According to Pete Croft, vice president of sales and marketing for Metro Roof Products, areas like the Midwest and parts of Canada are hot spots for flat profiles, one of five stone-coated metal products offered by the company.
"Stone-coated roofs found a niche in residential reroofing," he says. "It's a convergence of a lot of things. We're all just scratching the surface."
Metro Roof began making its product in New Zealand in the late 1980s, opening its first U.S. plant in 2000 in California, one of three now operating there (Gerard and Decra are the other two). The product is not as sensitive to shipping costs as tile, and it can be sent far beyond the usual 500-mile radius that concrete tile plants usually handle.

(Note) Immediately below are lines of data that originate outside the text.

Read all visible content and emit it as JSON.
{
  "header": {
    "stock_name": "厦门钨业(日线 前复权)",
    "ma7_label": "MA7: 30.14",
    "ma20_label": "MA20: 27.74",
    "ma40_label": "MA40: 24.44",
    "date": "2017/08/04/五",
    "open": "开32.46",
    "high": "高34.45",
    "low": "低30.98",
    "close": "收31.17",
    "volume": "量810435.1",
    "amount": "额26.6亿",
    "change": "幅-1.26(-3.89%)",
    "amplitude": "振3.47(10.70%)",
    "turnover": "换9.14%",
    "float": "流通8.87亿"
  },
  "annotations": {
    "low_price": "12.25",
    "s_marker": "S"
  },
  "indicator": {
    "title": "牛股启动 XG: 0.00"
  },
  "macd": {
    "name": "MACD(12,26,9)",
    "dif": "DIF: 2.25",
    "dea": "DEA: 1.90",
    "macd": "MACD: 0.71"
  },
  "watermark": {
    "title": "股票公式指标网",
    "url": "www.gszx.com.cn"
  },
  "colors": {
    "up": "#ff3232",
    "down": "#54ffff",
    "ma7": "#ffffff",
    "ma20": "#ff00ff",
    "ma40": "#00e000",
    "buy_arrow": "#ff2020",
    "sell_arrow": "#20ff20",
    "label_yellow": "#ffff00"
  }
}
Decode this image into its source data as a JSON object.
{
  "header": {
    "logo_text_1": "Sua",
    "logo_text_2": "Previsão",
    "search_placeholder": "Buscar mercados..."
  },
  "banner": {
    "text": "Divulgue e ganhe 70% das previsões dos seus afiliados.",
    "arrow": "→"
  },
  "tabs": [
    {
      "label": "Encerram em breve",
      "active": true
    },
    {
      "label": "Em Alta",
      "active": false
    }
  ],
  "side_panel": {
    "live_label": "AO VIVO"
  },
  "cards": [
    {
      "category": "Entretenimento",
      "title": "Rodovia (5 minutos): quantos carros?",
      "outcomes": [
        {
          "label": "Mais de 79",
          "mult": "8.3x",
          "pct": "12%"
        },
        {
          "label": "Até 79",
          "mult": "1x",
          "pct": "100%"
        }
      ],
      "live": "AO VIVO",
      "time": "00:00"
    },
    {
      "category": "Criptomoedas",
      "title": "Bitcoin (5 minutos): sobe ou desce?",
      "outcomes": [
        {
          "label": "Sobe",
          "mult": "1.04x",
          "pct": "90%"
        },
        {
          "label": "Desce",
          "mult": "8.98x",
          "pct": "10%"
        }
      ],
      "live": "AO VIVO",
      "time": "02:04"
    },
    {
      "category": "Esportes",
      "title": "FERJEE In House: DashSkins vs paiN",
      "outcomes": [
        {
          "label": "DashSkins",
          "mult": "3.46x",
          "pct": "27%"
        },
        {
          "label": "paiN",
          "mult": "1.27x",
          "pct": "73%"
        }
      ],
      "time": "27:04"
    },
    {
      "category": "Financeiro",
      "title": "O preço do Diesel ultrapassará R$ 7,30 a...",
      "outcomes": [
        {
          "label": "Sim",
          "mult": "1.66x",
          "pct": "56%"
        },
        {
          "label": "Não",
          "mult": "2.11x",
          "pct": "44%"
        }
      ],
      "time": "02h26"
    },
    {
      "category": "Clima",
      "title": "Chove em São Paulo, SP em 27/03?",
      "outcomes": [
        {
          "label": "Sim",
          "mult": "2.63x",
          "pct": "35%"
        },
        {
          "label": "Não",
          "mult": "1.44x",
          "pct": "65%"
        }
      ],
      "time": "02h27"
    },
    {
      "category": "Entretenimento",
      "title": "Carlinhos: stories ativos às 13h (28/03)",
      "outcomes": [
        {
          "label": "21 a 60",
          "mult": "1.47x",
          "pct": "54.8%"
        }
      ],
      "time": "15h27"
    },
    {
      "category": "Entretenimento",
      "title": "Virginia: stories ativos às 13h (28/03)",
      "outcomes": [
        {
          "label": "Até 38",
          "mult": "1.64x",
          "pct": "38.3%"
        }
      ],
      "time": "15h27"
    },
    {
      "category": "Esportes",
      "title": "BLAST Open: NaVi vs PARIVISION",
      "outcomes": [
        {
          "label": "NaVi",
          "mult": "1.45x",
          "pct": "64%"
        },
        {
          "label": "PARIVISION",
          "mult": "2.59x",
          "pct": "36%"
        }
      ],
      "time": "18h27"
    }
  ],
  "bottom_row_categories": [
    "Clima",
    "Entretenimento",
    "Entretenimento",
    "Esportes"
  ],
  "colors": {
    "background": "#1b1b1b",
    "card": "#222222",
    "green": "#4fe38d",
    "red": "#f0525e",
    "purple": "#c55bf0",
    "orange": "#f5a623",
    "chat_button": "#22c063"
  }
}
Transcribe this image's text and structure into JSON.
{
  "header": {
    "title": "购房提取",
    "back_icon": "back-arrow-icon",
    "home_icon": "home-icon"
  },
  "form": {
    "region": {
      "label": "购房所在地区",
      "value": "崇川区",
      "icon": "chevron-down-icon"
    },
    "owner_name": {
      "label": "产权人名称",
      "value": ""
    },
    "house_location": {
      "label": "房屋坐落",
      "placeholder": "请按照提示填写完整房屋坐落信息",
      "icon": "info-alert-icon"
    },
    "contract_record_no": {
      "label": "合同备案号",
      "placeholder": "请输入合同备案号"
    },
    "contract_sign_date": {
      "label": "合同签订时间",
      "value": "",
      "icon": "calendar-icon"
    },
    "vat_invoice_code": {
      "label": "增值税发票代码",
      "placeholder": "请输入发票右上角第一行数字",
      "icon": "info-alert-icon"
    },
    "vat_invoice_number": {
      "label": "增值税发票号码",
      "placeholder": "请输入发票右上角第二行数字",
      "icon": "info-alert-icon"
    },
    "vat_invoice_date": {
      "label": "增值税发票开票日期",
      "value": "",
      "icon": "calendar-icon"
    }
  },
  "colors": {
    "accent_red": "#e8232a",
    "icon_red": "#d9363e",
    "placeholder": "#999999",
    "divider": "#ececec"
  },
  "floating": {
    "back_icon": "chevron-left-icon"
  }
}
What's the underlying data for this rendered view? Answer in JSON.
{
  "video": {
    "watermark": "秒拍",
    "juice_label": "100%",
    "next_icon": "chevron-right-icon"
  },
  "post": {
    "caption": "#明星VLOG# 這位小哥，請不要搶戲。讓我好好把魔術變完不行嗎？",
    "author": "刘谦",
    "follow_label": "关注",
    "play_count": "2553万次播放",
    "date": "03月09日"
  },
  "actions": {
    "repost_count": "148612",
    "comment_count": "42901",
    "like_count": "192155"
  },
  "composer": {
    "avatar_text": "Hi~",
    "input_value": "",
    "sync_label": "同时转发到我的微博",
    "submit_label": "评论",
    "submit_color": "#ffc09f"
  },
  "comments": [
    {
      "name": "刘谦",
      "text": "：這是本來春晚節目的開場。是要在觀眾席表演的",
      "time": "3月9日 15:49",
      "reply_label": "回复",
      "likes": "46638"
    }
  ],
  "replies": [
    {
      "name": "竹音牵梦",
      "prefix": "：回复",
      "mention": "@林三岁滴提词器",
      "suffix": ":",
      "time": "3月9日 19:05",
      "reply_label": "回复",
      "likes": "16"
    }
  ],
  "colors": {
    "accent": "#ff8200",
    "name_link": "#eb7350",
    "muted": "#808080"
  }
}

California represents a mature market, but word is quickly spreading about the wind resistance of stone-coated metal roofs. Metro Roof had projects in Pensacola that survived Hurricane Ivan in 2004. Some roofs were found intact over condemned homes. Homeowners who are used to seeing roofs battered by debris and impaled by two-by-fours know that all roofing materials don't fare equally well in a hurricane. The shared tragedy of a direct hurricane strike makes a lasting impression on those who rebuild and await the next event. In the storm's aftermath, the products that withstood nature's wrath get noticed.
"It's the best sort of billboard you could ever hope for," says Croft about a roof that performs well in a storm for homeowners. "They sort of get the religion and start preaching to others."